The past two months, however, have seen a precipitous increase in funds being deployed to crypto investment products, CoinShares reveals.

“Digital asset investment products saw inflows totalling US$293m last week, bringing this 7-week run of inflows past the US$1bn mark, leaving year to date inflows at US$1.14bn, making it the third highest yearly inflows on record,” it summarized.

Among the impressive statistics showing crypto’s renaissance in 2023 is the assets under management (AUM) tally for crypto exchange-traded products (ETPs).

Since the start of the year, this has practically doubled, gaining nearly 10% in the past week alone.

“At US$44.3bn, total AuM is now the highest since the major crypto fund failures in May 2022,” CoinShares noted.

The report added that those aiming to long BTC had taken the lion’s share of volume.

“Bitcoin saw inflows totalling US$240m last week, pushing year-to-date inflows to US$1.08bn, while short-bitcoin saw US$7m outflows, indicative of continue positive sentiment,” it stated.

Crypto institutional inflows (screenshot).

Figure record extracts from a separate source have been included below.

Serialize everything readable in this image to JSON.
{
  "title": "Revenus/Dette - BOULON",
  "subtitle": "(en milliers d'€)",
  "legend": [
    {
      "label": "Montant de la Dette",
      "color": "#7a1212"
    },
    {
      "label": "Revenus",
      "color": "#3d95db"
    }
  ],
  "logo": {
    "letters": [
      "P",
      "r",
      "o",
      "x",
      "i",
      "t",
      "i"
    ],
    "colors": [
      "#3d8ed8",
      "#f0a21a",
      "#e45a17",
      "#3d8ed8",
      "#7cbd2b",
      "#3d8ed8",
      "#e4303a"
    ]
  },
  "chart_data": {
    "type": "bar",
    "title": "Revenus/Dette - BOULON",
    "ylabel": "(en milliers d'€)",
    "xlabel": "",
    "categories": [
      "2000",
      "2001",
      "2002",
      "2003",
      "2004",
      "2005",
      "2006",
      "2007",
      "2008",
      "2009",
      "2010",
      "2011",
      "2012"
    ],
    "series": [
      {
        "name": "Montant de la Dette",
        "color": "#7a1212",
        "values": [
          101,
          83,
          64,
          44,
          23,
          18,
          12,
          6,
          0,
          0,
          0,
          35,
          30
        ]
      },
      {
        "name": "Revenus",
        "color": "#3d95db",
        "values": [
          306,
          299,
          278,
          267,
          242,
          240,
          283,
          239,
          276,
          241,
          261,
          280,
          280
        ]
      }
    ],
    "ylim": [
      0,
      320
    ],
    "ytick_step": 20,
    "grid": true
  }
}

Source: CoinShares

“This is what adoption looks like”


The renewed interest meanwhile spurred on-chain analytics firm Glassnode to reassess Bitcoin supply dynamics.

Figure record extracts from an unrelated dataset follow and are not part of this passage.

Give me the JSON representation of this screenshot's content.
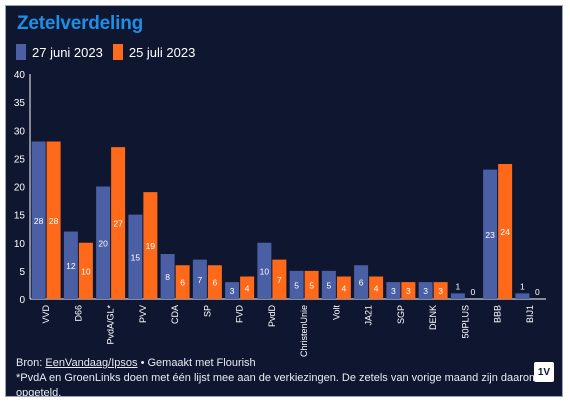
{
  "title": "Zetelverdeling",
  "source": {
    "prefix": "Bron: ",
    "link": "EenVandaag/Ipsos",
    "suffix": " • Gemaakt met Flourish"
  },
  "note": "*PvdA en GroenLinks doen met één lijst mee aan de verkiezingen. De zetels van vorige maand zijn daarom opgeteld.",
  "logo_text": "1V",
  "colors": {
    "background": "#0e1630",
    "title": "#1e8fe6",
    "series1": "#4b5fa5",
    "series2": "#ff6a1a"
  },
  "chart_data": {
    "type": "bar",
    "title": "Zetelverdeling",
    "categories": [
      "VVD",
      "D66",
      "PvdA/GL*",
      "PVV",
      "CDA",
      "SP",
      "FVD",
      "PvdD",
      "ChristenUnie",
      "Volt",
      "JA21",
      "SGP",
      "DENK",
      "50PLUS",
      "BBB",
      "BIJ1"
    ],
    "series": [
      {
        "name": "27 juni 2023",
        "color": "#4b5fa5",
        "values": [
          28,
          12,
          20,
          15,
          8,
          7,
          3,
          10,
          5,
          5,
          6,
          3,
          3,
          1,
          23,
          1
        ]
      },
      {
        "name": "25 juli 2023",
        "color": "#ff6a1a",
        "values": [
          28,
          10,
          27,
          19,
          6,
          6,
          4,
          7,
          5,
          4,
          4,
          3,
          3,
          0,
          24,
          0
        ]
      }
    ],
    "yticks": [
      0,
      5,
      10,
      15,
      20,
      25,
      30,
      35,
      40
    ],
    "ylim": [
      0,
      40
    ],
    "grid": false,
    "legend_position": "top-left"
  }
}
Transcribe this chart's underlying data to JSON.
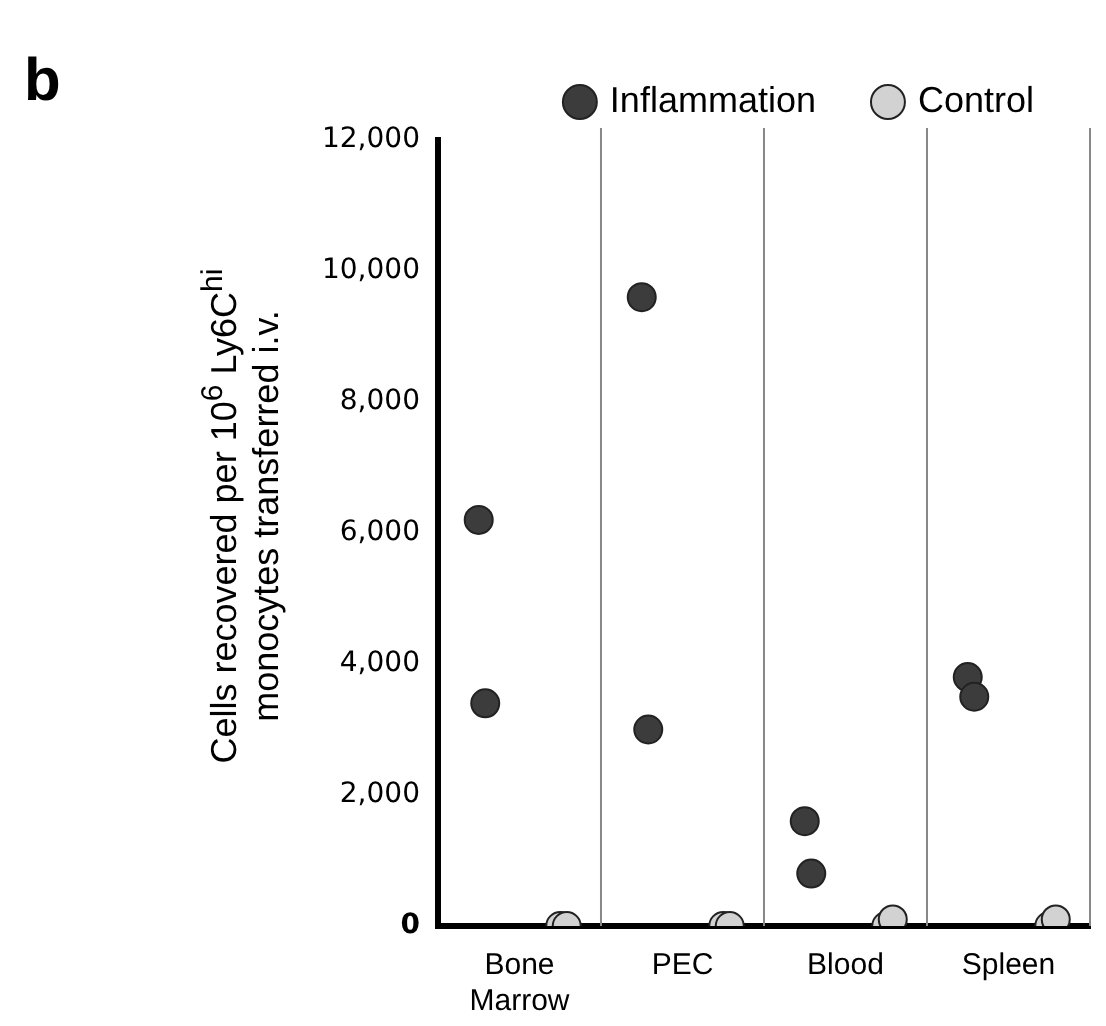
{
  "chart_data": {
    "type": "scatter",
    "title": "b",
    "ylabel": "Cells recovered per 10$^{6}$ Ly6C$^{hi}$ monocytes transferred i.v.",
    "categories": [
      "Bone Marrow",
      "PEC",
      "Blood",
      "Spleen"
    ],
    "series": [
      {
        "name": "Inflammation",
        "color": "#3c3c3c",
        "x": [
          "Bone Marrow",
          "Bone Marrow",
          "PEC",
          "PEC",
          "Blood",
          "Blood",
          "Spleen",
          "Spleen"
        ],
        "values": [
          6200,
          3400,
          9600,
          3000,
          1600,
          800,
          3800,
          3500
        ]
      },
      {
        "name": "Control",
        "color": "#d2d2d2",
        "x": [
          "Bone Marrow",
          "Bone Marrow",
          "PEC",
          "PEC",
          "Blood",
          "Blood",
          "Spleen",
          "Spleen"
        ],
        "values": [
          0,
          0,
          0,
          0,
          0,
          100,
          0,
          100
        ]
      }
    ],
    "ylim": [
      0,
      12000
    ],
    "yticks": [
      0,
      {
        "value": 2000,
        "label": "2,000"
      },
      {
        "value": 4000,
        "label": "4,000"
      },
      {
        "value": 6000,
        "label": "6,000"
      },
      {
        "value": 8000,
        "label": "8,000"
      },
      {
        "value": 10000,
        "label": "10,000"
      },
      {
        "value": 12000,
        "label": "12,000"
      }
    ],
    "grid": "x",
    "legend": "top right",
    "marker": "circle"
  }
}
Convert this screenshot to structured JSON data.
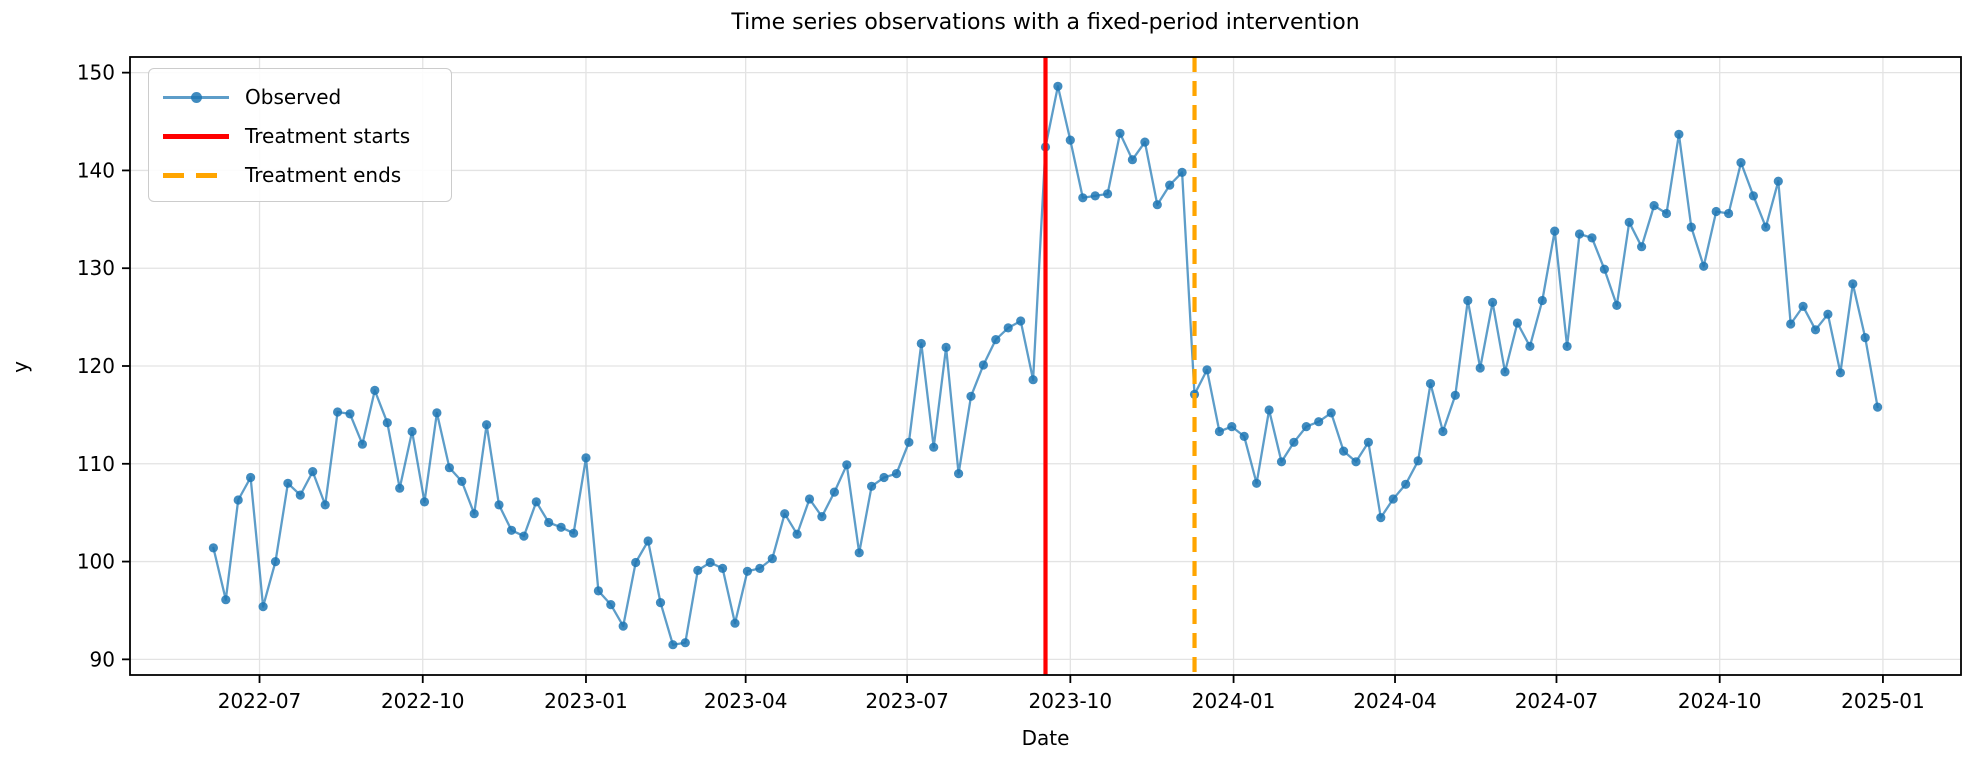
{
  "title": "Time series observations with a fixed-period intervention",
  "xlabel": "Date",
  "ylabel": "y",
  "colors": {
    "observed_line": "rgba(31,119,180,0.72)",
    "observed_marker": "rgba(31,119,180,0.85)",
    "treatment_start": "#ff0000",
    "treatment_end": "#ffa500",
    "grid": "#e3e3e3",
    "spine": "#000000",
    "tick_label": "#000000"
  },
  "legend": {
    "items": [
      {
        "label": "Observed",
        "glyph": "line-marker"
      },
      {
        "label": "Treatment starts",
        "glyph": "solid-line"
      },
      {
        "label": "Treatment ends",
        "glyph": "dashed-line"
      }
    ]
  },
  "chart_data": {
    "type": "line",
    "title": "Time series observations with a fixed-period intervention",
    "xlabel": "Date",
    "ylabel": "y",
    "grid": true,
    "legend_position": "upper left",
    "ylim": [
      88.4,
      151.6
    ],
    "xlim": [
      "2022-04-19",
      "2025-02-14"
    ],
    "y_ticks": [
      90,
      100,
      110,
      120,
      130,
      140,
      150
    ],
    "x_ticks": [
      {
        "label": "2022-07",
        "date": "2022-07-01"
      },
      {
        "label": "2022-10",
        "date": "2022-10-01"
      },
      {
        "label": "2023-01",
        "date": "2023-01-01"
      },
      {
        "label": "2023-04",
        "date": "2023-04-01"
      },
      {
        "label": "2023-07",
        "date": "2023-07-01"
      },
      {
        "label": "2023-10",
        "date": "2023-10-01"
      },
      {
        "label": "2024-01",
        "date": "2024-01-01"
      },
      {
        "label": "2024-04",
        "date": "2024-04-01"
      },
      {
        "label": "2024-07",
        "date": "2024-07-01"
      },
      {
        "label": "2024-10",
        "date": "2024-10-01"
      },
      {
        "label": "2025-01",
        "date": "2025-01-01"
      }
    ],
    "series": [
      {
        "name": "Observed",
        "start_date": "2022-06-05",
        "freq_days": 7,
        "values": [
          101.4,
          96.1,
          106.3,
          108.6,
          95.4,
          100.0,
          108.0,
          106.8,
          109.2,
          105.8,
          115.3,
          115.1,
          112.0,
          117.5,
          114.2,
          107.5,
          113.3,
          106.1,
          115.2,
          109.6,
          108.2,
          104.9,
          114.0,
          105.8,
          103.2,
          102.6,
          106.1,
          104.0,
          103.5,
          102.9,
          110.6,
          97.0,
          95.6,
          93.4,
          99.9,
          102.1,
          95.8,
          91.5,
          91.7,
          99.1,
          99.9,
          99.3,
          93.7,
          99.0,
          99.3,
          100.3,
          104.9,
          102.8,
          106.4,
          104.6,
          107.1,
          109.9,
          100.9,
          107.7,
          108.6,
          109.0,
          112.2,
          122.3,
          111.7,
          121.9,
          109.0,
          116.9,
          120.1,
          122.7,
          123.9,
          124.6,
          118.6,
          142.4,
          148.6,
          143.1,
          137.2,
          137.4,
          137.6,
          143.8,
          141.1,
          142.9,
          136.5,
          138.5,
          139.8,
          117.1,
          119.6,
          113.3,
          113.8,
          112.8,
          108.0,
          115.5,
          110.2,
          112.2,
          113.8,
          114.3,
          115.2,
          111.3,
          110.2,
          112.2,
          104.5,
          106.4,
          107.9,
          110.3,
          118.2,
          113.3,
          117.0,
          126.7,
          119.8,
          126.5,
          119.4,
          124.4,
          122.0,
          126.7,
          133.8,
          122.0,
          133.5,
          133.1,
          129.9,
          126.2,
          134.7,
          132.2,
          136.4,
          135.6,
          143.7,
          134.2,
          130.2,
          135.8,
          135.6,
          140.8,
          137.4,
          134.2,
          138.9,
          124.3,
          126.1,
          123.7,
          125.3,
          119.3,
          128.4,
          122.9,
          115.8
        ]
      }
    ],
    "events": [
      {
        "label": "Treatment starts",
        "date": "2023-09-17",
        "style": "solid",
        "color": "#ff0000"
      },
      {
        "label": "Treatment ends",
        "date": "2023-12-10",
        "style": "dashed",
        "color": "#ffa500"
      }
    ]
  }
}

Related: Funding rates echo $69K BTC price — 5 things to know in Bitcoin this week

With the next block subsidy halving just five months away, BTC being ferreted away for storage is now outpacing the amount mined by 2.4 times, it showed in the latest edition of its weekly newsletter, “The Week On-Chain.”

“The fourth halving event is fast approaching and represents an important fundamental, technical, and philosophical milestone for Bitcoin. For investors, it is also an area of intrigue given the impressive return profile in prior cycles,” it commented.

Among the various accompanying charts, one showed BTC supply storage by long-term holders, or LTHs — entities hodling coins for 155 days or more.

Bitcoin LTH supply storage chart (screenshot). Source: Glassnode

Continuing, Philip Swift, creator of the statistics platform Look Into Bitcoin, highlighted increasing wallet entities, both large and small.

“This is what adoption looks like,” he told X subscribers on the day.

— Philip Swift (@PositiveCrypto) November 13, 2023

This article does not contain investment advice or recommendations. Every investment and trading move involves risk, and readers should conduct their own research when making a decision.